Seconding this. This future scenario as constructed seems brittle to subtle forms of misalignment[1] erasing nearly all future value (i.e. still an existential catastrophe even if not a sudden extinction event).
Note this seems somewhat similar to Yuval Harari’s worries voiced in Homo Deus.
Looks like Matthew did post a model of doom that contains something like this (back in May, before the top level comment:
I think that given the possibility of brain emulation, the division between AIs and humans you are drawing here may not be so clear in the longer term. Does that play into your model at all, or do you expect that even human emulations with various cognitive upgrades will be totally unable to compete with pure AIs?
I don’t expect human brain emulations to be competitive with pure software AI. The main reason is that by the time we have the ability to simulate the human brain, I expect our AIs will already be better than humans at almost any cognitive task. We still haven’t simulated the simplest of organisms, and there are some good a priori reasons to think that software is easier to improve than brain emulation technology.
I definitely think we could try to merge with AIs to try to keep up with the pace of the world in general, but I don’t think this approach would allow us to surpass ordinary software progress.
I agree with you that pure software AGI is very likely to happen sooner than brain emulation.

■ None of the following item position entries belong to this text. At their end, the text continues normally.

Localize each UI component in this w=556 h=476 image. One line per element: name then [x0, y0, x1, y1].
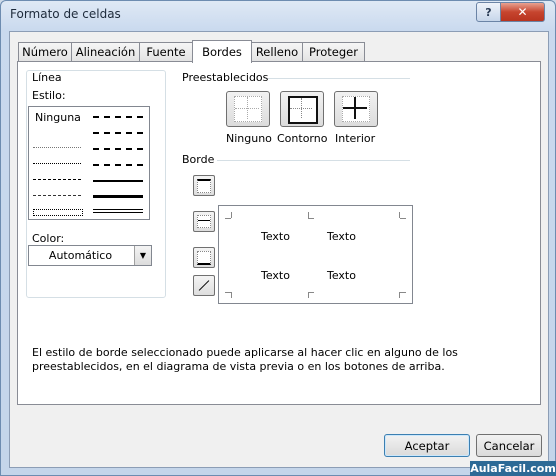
help-button[interactable]: ?	[476, 2, 501, 22]
tab-bordes[interactable]: Bordes	[192, 40, 252, 63]
corner-mark	[225, 218, 231, 219]
corner-mark	[400, 218, 406, 219]
style-dashdotdot-option[interactable]	[33, 179, 81, 180]
bordes-panel: Línea Estilo: Ninguna Color: Automático	[17, 61, 541, 405]
style-label: Estilo:	[32, 89, 66, 102]
corner-mark	[231, 212, 232, 218]
tab-relleno[interactable]: Relleno	[251, 42, 303, 61]
border-diagonal-up-button[interactable]	[193, 275, 215, 296]
tab-numero[interactable]: Número	[18, 42, 72, 61]
tab-fuente[interactable]: Fuente	[139, 42, 193, 61]
border-top-icon	[197, 179, 211, 193]
border-bottom-icon	[197, 251, 211, 265]
border-title: Borde	[182, 153, 215, 166]
preset-outline-label: Contorno	[277, 132, 328, 145]
line-style-list[interactable]: Ninguna	[28, 106, 150, 220]
corner-mark	[400, 292, 406, 293]
accept-button[interactable]: Aceptar	[384, 434, 470, 457]
style-slant-dashdot-option[interactable]	[93, 132, 143, 134]
preview-text: Texto	[327, 269, 356, 282]
style-double-option[interactable]	[93, 209, 143, 213]
dialog-body: Número Alineación Fuente Bordes Relleno …	[9, 31, 549, 468]
border-top-button[interactable]	[193, 175, 215, 196]
line-group-title: Línea	[31, 71, 63, 84]
preview-text: Texto	[261, 269, 290, 282]
tab-alineacion[interactable]: Alineación	[71, 42, 140, 61]
border-middle-horizontal-button[interactable]	[193, 211, 215, 232]
style-thin-selected-option[interactable]	[33, 209, 83, 216]
border-preview[interactable]: Texto Texto Texto Texto	[218, 205, 413, 304]
style-thick-option[interactable]	[93, 195, 143, 198]
presets-title: Preestablecidos	[182, 71, 269, 84]
watermark-logo: AulaFacil.com	[470, 461, 556, 476]
preset-inside-label: Interior	[335, 132, 376, 145]
description-text: El estilo de borde seleccionado puede ap…	[32, 346, 458, 373]
border-bottom-button[interactable]	[193, 247, 215, 268]
close-button[interactable]: ✕	[500, 2, 545, 22]
dialog-title: Formato de celdas	[10, 7, 121, 21]
cancel-button[interactable]: Cancelar	[476, 434, 542, 457]
preset-outline-icon	[288, 96, 318, 124]
preset-outline-button[interactable]	[280, 91, 324, 127]
preview-text: Texto	[261, 230, 290, 243]
presets-separator	[268, 78, 410, 79]
chevron-down-icon[interactable]: ▼	[134, 246, 151, 265]
corner-mark	[308, 292, 314, 293]
style-dashdot-option[interactable]	[33, 195, 81, 196]
corner-mark	[231, 292, 232, 298]
corner-mark	[308, 218, 314, 219]
color-dropdown[interactable]: Automático ▼	[28, 245, 152, 266]
preview-text: Texto	[327, 230, 356, 243]
corner-mark	[225, 292, 231, 293]
preset-none-button[interactable]	[226, 91, 270, 127]
style-medium-option[interactable]	[93, 180, 143, 182]
style-hair-option[interactable]	[33, 147, 81, 148]
dialog-window: Formato de celdas ? ✕ Número Alineación …	[0, 0, 556, 476]
diagonal-up-icon	[198, 280, 210, 291]
preset-none-icon	[234, 96, 262, 122]
style-none-option[interactable]: Ninguna	[35, 111, 81, 124]
color-label: Color:	[32, 232, 65, 245]
preset-none-label: Ninguno	[226, 132, 272, 145]
style-med-dashdot-option[interactable]	[93, 148, 143, 150]
border-middle-horizontal-icon	[197, 215, 211, 228]
color-value: Automático	[48, 249, 113, 262]
tab-proteger[interactable]: Proteger	[302, 42, 365, 61]
border-separator	[217, 160, 410, 161]
preset-inside-icon	[342, 96, 370, 122]
style-med-dashed-option[interactable]	[93, 164, 143, 166]
style-med-dashdotdot-option[interactable]	[93, 116, 143, 118]
style-dotted-option[interactable]	[33, 163, 81, 164]
preset-inside-button[interactable]	[334, 91, 378, 127]
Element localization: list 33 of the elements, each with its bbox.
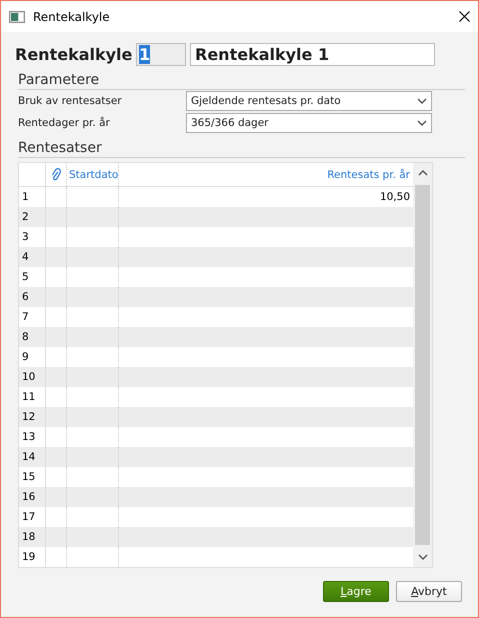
row-number: 10 [19,367,46,387]
paperclip-icon [51,168,61,181]
column-header[interactable]: Startdato [67,163,119,186]
row-number: 6 [19,287,46,307]
field-label: Bruk av rentesatser [18,95,123,107]
scroll-down-icon [418,554,428,560]
field-label: Rentedager pr. år [18,117,111,129]
dropdown[interactable]: 365/366 dager [186,113,432,133]
window-title: Rentekalkyle [33,10,111,24]
save-button[interactable]: Lagre [323,581,389,602]
app-icon [9,10,25,22]
dropdown[interactable]: Gjeldende rentesats pr. dato [186,91,432,111]
name-field[interactable]: Rentekalkyle 1 [190,42,435,66]
section-heading: Rentesatser [18,140,465,158]
row-number: 18 [19,527,46,547]
row-number: 2 [19,207,46,227]
scroll-up-icon [418,170,428,176]
table-cell-text: 10,50 [378,190,411,205]
scrollbar[interactable] [413,163,432,567]
column-header[interactable]: Rentesats pr. år [119,163,413,186]
chevron-down-icon [417,98,427,104]
row-number: 14 [19,447,46,467]
row-number: 8 [19,327,46,347]
section-heading: Parametere [18,72,465,90]
row-number: 12 [19,407,46,427]
form-title: Rentekalkyle [15,44,134,64]
number-field[interactable]: 1 [136,42,186,66]
cancel-button[interactable]: Avbryt [396,581,462,602]
row-number: 19 [19,547,46,567]
chevron-down-icon [417,120,427,126]
close-icon[interactable] [459,11,470,22]
row-number: 16 [19,487,46,507]
row-number: 4 [19,247,46,267]
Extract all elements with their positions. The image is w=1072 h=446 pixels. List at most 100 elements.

I’m wondering about your scenario for the farther future, near the point when humans start to retire from all jobs. I think that at this point, many humans would be understandably afraid of the idea that AIs could take over. People are not stupid and many are obsessed with security. At this point, brain emulation would be possible. It seems to me that there would therefore be large efforts in making those emulations competitive with pure software AI in important ways (not all ways of course, but some important ones, involving things like judgment). Possibly involving regulation to aid this process. Of course it is just a guess, but it seems likely to me that this would work to some extent. However, this may stretch the definition of what we currently consider a human in some ways.